PGG Wrightson Seeds (PGW Seeds) chief executive John McKenzie is pleased with the results.
“We are delighted to see these larger scale trial results support the earlier work we undertook in developing and commercialising Ecotain environmental plantain. With the numerous challenges farmers face, being able to provide an effective tool to help reduce nitrogen leaching is something we are immensely proud of.”
Ecotain environmental plantain reduces nitrogen leaching by increasing cows’ urine volume, therefore diluting the nitrogen in urine and reducing the total amount of nitrogen excreted in urine. It also retains nitrogen in the soil, preventing it entering waterways.
DairyNZ, PGG Wrightson Seeds and Fonterra are collectively investing $10.47 million in cash and $2.8 million in kind in the programme.
The Government via MPI’s Sustainable Food and Fibre Futures fund is investing $8.98 million.
The Plantain Potency and Practice Programme is working with farmers to develop management strategies and demonstrate how plantain can be successfully integrated into farm systems.
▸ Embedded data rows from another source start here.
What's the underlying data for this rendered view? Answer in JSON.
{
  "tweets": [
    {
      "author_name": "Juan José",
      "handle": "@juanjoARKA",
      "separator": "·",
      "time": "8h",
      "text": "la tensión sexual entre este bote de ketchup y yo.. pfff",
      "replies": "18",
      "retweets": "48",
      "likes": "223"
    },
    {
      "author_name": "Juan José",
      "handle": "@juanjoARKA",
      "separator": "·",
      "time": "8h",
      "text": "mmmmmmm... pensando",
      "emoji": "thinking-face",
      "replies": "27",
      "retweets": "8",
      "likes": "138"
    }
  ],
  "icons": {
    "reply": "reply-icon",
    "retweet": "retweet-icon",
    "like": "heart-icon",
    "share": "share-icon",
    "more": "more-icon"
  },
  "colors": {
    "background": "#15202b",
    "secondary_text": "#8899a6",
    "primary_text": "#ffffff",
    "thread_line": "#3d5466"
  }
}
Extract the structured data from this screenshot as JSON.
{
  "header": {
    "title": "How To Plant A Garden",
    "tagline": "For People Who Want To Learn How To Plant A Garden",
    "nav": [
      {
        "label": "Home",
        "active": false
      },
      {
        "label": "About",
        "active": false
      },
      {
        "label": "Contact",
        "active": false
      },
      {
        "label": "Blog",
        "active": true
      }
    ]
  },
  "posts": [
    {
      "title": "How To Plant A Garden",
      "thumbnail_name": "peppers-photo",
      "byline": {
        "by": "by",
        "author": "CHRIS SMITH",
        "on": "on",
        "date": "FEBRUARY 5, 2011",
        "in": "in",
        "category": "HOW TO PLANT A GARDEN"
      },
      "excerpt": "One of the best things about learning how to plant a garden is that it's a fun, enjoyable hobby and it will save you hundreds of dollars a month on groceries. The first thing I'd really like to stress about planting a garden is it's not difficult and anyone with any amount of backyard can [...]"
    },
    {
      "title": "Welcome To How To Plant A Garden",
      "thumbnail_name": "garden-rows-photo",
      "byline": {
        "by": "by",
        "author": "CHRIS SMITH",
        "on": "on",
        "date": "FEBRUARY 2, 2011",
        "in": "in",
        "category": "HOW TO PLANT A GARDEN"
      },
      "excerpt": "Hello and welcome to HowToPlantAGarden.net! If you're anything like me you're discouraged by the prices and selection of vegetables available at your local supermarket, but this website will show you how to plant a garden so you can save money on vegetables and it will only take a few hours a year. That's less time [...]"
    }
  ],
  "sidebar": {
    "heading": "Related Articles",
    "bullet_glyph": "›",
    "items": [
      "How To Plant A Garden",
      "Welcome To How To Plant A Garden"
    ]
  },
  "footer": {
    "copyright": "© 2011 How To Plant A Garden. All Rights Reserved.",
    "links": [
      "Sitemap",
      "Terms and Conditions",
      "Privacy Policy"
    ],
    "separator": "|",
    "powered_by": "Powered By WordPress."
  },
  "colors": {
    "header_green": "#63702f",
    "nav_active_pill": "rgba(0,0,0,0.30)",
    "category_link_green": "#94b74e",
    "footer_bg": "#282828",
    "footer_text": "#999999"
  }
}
This includes investigating how farmers can successfully establish and maintain high proportions of plantain in pastures, across a range of different climates.
The aim is to achieve widespread adoption, with resulting economic and environmental benefits.
DairyNZ says plantain use is expected to save farmers more than $1 billion per decade, by farmers spending less on more expensive nitrogen reduction solutions. This will have flow-on benefits to local economies.
The PPP programme partners with 21 farmers in Waikato, Bay of Plenty, Manawatu, Canterbury and Southland, and will share learnings across all dairy farmers.
Farmers can use plantain as a component of their pasture species mixture when sowing a new pasture, or sow it alone as a special-purpose crop. Plantain is a nutritious and palatable herb for cows to eat.
The PPP programme builds on previous work by the DairyNZ-led Forages for Reduced Nitrate Leaching programme, and a five-year DairyNZ-led Tararua Plantain Project supporting farmers in the Tararua area to adopt plantain on their farms. It also follows a PGG Wrightson Seeds and Callaghan Innovation-funded project, which identified the four mechanisms by which Ecotain environmental plantain reduces nitrogen leaching on dairy farms.